Procédure devant la cour :
Par une requête enregistrée le 6 avril 2023, M. F, représenté par Me Blanvillain, demande à la cour :
1°) d’annuler ce jugement du 7 mars 2023 ;
2°) d’annuler l’arrêté du 17 janvier 2023 ;
3°) d’enjoindre au préfet de la Moselle de lui restituer son attestation de demande d’asile et de réexaminer sa situation, dans un délai déterminé, au besoin sous astreinte ;
4°) de mettre à la charge de l’Etat la somme de 2 000 euros à verser à son conseil en application des articles L. 761-1 du code de justice administrative et 37 de la loi du 10 juillet 1991.
Il soutient que :
— l’arrêté en litige a été signé par une autorité incompétente ;
— il est insuffisamment motivé ;
— le préfet n’a pas procédé à l’examen particulier de sa situation personnelle ;
— le préfet a commis une erreur de droit en prenant l’arrêté en litige alors qu’il entend contester la décision de l’Office français de protection des réfugiés et apatrides ;
— la décision portant obligation de quitter le territoire français sans délai méconnait l’article 8 de la convention européenne de sauvegarde des droits de l’homme et des libertés fondamentales et est entachée d’erreur manifeste d’appréciation ;
— la décision fixant le pays de destination méconnait l’article 3 de la convention européenne de sauvegarde des droits de l’homme et des libertés fondamentales ;
— il ne représente pas une menace pour l’ordre public ;
— le préfet ne pouvait prononcer une interdiction de retour à son encontre dès lors qu’il entend contester la décision de l’Office français de protection des réfugiés et apatrides devant la Cour nationale du droit d’asile ;
— la durée de cette interdiction de retour est excessive.
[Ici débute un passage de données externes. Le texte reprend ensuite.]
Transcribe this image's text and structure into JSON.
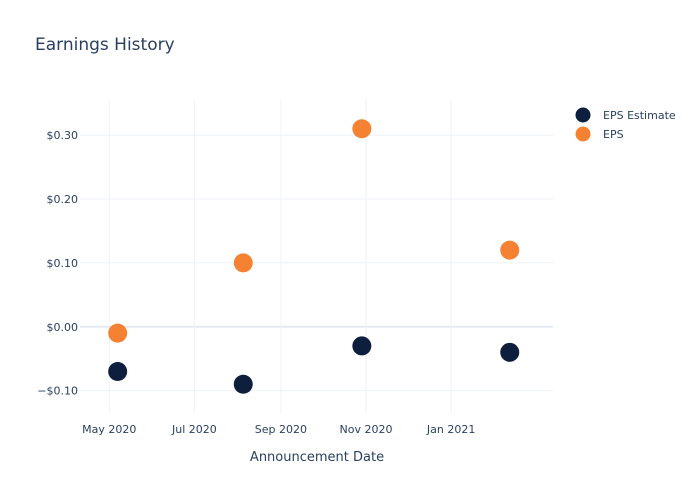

M. F a été admis au bénéfice de l’aide juridictionnelle totale par une décision du 16 janvier 2024.
Vu les autres pièces du dossier.
Vu :
— la convention européenne de sauvegarde des droits de l’homme et des libertés fondamentales ;
— le code de l’entrée et du séjour des étrangers et du droit d’asile ;
— le code des relations entre le public et l’administration ;
— la loi n° 91-647 du 10 juillet 1991 ;
— le code de justice administrative.
La présidente de la cour administrative d’appel de Nancy a désigné Mme Kohler, présidente-assesseure, pour signer les ordonnances visées à l’article R. 222-1 du code de justice administrative.
Considérant ce qui suit :
1. M. F, ressortissant géorgien, est entré sur le territoire français, selon ses déclarations le 4 août 2022, afin d’y solliciter la reconnaissance du statut de réfugié. Sa demande d’asile a été rejetée par une décision du 22 décembre 2022 de l’Office français de protection des réfugiés et des apatrides (OFPRA), statuant en procédure accélérée sur le fondement du 1° de l’article L. 531-24 du code de l’entrée et du séjour des étrangers et du droit d’asile. Par un arrêté du 17 janvier 2023, le préfet de la Moselle a retiré l’attestation de demande d’asile, l’a obligé à quitter le territoire français sans délai, a fixé le pays à destination duquel il pourra être reconduit d’office et a prononcé à son encontre une interdiction de retour sur le territoire français d’une durée d’un an. M. F fait appel du jugement du 7 mars 2023 par lequel le magistrat désigné par le président du tribunal administratif de Strasbourg a rejeté sa demande tendant à l’annulation de cet arrêté.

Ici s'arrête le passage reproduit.